When the official armed uprising began, the people felt as if their deepest aspirations had finally been realized. The call for resistance spread to every corner of Pakistan and was welcomed by local populations. In major cities such as Karachi, Lahore, Islamabad, and Peshawar, young people prepared to join the struggle, contributing both manpower and funding. They targeted major centers, carried out significant operations against the military across Pakistan, and even brought the resistance’s anger to the airport of the international city of Karachi, where they engaged in bloody clashes with the army.
Yet the military generals still did not face the reality of the situation and refused to acknowledge the truth, believing that by suppressing and oppressing their own people under various pretexts, they could gain advantages from the United States. Consequently, they escalated their use of coercion and tyranny against the resistance. Across the country, thousands of young people were imprisoned on baseless charges, and thousands more were ruthlessly killed under false accusations. Entire villages and homes were emptied and destroyed, forcing the people of all tribal areas to abandon their homeland and migrate. As a result, thousands of families became internally displaced or refugees abroad, and even today they continue to endure the hardships of displacement.
Yet the policy of the military generals remains the same today: they continue to exercise coercion and oppression, with the sole aim of presenting their country as a stronghold of disbelief to the non-Muslim world and securing personal advantages from it.
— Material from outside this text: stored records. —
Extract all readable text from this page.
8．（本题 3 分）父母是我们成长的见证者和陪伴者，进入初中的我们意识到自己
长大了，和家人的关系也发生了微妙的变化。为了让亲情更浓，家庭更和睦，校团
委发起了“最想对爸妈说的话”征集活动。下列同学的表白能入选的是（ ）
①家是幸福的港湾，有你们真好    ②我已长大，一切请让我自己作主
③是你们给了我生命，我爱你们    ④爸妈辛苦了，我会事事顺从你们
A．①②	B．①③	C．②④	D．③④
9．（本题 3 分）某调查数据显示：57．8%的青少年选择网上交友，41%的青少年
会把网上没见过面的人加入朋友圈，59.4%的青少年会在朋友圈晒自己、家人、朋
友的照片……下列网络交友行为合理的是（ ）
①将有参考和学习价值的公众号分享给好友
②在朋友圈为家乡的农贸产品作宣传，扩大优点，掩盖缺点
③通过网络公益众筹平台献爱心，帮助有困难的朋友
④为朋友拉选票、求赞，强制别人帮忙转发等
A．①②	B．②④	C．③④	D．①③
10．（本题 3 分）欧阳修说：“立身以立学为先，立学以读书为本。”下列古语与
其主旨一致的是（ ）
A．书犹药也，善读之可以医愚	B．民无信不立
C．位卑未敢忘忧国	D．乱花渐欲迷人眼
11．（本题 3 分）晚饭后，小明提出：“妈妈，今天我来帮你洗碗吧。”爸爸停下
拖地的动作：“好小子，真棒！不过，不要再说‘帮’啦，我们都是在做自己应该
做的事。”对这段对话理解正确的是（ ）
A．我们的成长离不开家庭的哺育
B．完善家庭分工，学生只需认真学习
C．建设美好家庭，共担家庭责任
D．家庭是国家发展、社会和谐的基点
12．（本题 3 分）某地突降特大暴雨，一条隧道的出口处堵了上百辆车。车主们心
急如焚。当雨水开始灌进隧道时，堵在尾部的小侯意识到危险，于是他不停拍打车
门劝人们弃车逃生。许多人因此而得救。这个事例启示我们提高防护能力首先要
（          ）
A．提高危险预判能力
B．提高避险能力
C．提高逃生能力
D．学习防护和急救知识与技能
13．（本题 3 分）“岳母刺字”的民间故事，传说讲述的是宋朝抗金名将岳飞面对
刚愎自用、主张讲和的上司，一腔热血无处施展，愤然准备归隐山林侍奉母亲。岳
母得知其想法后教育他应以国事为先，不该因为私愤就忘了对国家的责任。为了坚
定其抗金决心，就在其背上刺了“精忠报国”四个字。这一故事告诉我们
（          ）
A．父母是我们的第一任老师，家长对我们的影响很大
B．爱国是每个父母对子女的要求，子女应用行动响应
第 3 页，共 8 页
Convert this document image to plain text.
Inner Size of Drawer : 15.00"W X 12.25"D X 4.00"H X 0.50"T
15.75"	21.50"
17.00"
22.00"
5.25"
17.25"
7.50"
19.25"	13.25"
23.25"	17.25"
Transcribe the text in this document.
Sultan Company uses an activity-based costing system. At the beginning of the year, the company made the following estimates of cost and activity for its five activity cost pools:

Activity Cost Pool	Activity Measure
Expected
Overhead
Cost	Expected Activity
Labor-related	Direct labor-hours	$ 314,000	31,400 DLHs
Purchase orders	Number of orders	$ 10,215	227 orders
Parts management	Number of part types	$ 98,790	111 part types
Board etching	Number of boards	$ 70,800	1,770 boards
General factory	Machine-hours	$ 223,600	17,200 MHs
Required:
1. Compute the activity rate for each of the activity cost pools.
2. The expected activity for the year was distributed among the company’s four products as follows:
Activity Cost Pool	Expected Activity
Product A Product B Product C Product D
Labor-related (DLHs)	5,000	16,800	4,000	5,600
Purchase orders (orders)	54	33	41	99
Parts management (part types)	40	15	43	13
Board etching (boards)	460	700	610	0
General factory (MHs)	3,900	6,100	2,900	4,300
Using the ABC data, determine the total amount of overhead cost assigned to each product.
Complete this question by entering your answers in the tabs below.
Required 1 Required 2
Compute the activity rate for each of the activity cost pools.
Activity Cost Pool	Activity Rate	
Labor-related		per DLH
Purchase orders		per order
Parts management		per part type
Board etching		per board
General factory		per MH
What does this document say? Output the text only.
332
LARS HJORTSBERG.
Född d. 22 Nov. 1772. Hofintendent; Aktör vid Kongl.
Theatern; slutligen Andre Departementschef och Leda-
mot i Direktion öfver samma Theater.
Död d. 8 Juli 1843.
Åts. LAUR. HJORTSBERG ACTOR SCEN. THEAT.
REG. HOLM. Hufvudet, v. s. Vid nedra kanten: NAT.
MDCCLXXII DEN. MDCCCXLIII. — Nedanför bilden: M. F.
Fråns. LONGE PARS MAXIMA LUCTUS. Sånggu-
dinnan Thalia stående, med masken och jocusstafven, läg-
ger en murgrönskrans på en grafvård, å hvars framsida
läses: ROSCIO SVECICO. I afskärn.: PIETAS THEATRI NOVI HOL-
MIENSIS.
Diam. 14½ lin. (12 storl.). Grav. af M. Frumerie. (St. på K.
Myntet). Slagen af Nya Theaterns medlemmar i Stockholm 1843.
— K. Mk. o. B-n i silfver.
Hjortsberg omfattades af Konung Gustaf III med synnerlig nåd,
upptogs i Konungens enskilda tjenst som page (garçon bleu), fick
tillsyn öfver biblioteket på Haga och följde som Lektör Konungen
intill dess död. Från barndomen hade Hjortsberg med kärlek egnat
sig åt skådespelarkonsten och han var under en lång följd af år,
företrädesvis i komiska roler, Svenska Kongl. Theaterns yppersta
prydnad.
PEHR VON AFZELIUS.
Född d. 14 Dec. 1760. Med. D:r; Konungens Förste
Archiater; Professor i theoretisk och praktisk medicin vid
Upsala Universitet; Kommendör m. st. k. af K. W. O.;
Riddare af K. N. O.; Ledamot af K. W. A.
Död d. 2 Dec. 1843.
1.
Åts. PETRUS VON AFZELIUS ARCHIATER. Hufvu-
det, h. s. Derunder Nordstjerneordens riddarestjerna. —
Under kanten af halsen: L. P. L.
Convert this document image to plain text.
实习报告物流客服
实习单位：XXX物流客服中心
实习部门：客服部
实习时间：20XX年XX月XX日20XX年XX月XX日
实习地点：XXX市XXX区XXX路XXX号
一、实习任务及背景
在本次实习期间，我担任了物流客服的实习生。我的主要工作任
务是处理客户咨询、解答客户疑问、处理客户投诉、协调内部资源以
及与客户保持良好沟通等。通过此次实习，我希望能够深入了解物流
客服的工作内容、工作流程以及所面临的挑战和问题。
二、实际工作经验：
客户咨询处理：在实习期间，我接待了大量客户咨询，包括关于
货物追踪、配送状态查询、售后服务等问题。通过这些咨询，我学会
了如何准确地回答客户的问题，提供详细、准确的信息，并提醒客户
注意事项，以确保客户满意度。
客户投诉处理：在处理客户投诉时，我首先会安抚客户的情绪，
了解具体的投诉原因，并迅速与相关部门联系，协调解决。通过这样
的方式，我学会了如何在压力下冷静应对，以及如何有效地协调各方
To justify their actions, they also level accusations against neighboring Islamic countries, spread falsehoods, and, whenever possible, create obstacles and carry out attacks against them, presenting these acts to the world as “evidence” of their claims.
The military generals even enter into agreements to hand over their own people to foreign powers. Hundreds of individuals, such as Aimal Kansi and Aafia Siddiqui, have reportedly been delivered to outsiders in exchange for money, while dozens or even hundreds more have been killed on orders from foreign powers, right here in their own homeland. On this basis, many analysts believe that the current senior military general, Asim Munir, has received directives from the United States and formulated his policies accordingly. As a result, on one hand, he carries out brutal, indiscriminate bombardments in the tribal areas, and on the other, he instills terror in Afghanistan.
But they must understand that oppression is the beginning of the decline of power. The very injustices that you have carried out over the past three decades at the behest of foreign powers and for your own personal gain will become a source of disaster for you, and ultimately, the disbelievers will watch your downfall without offering you any benefit.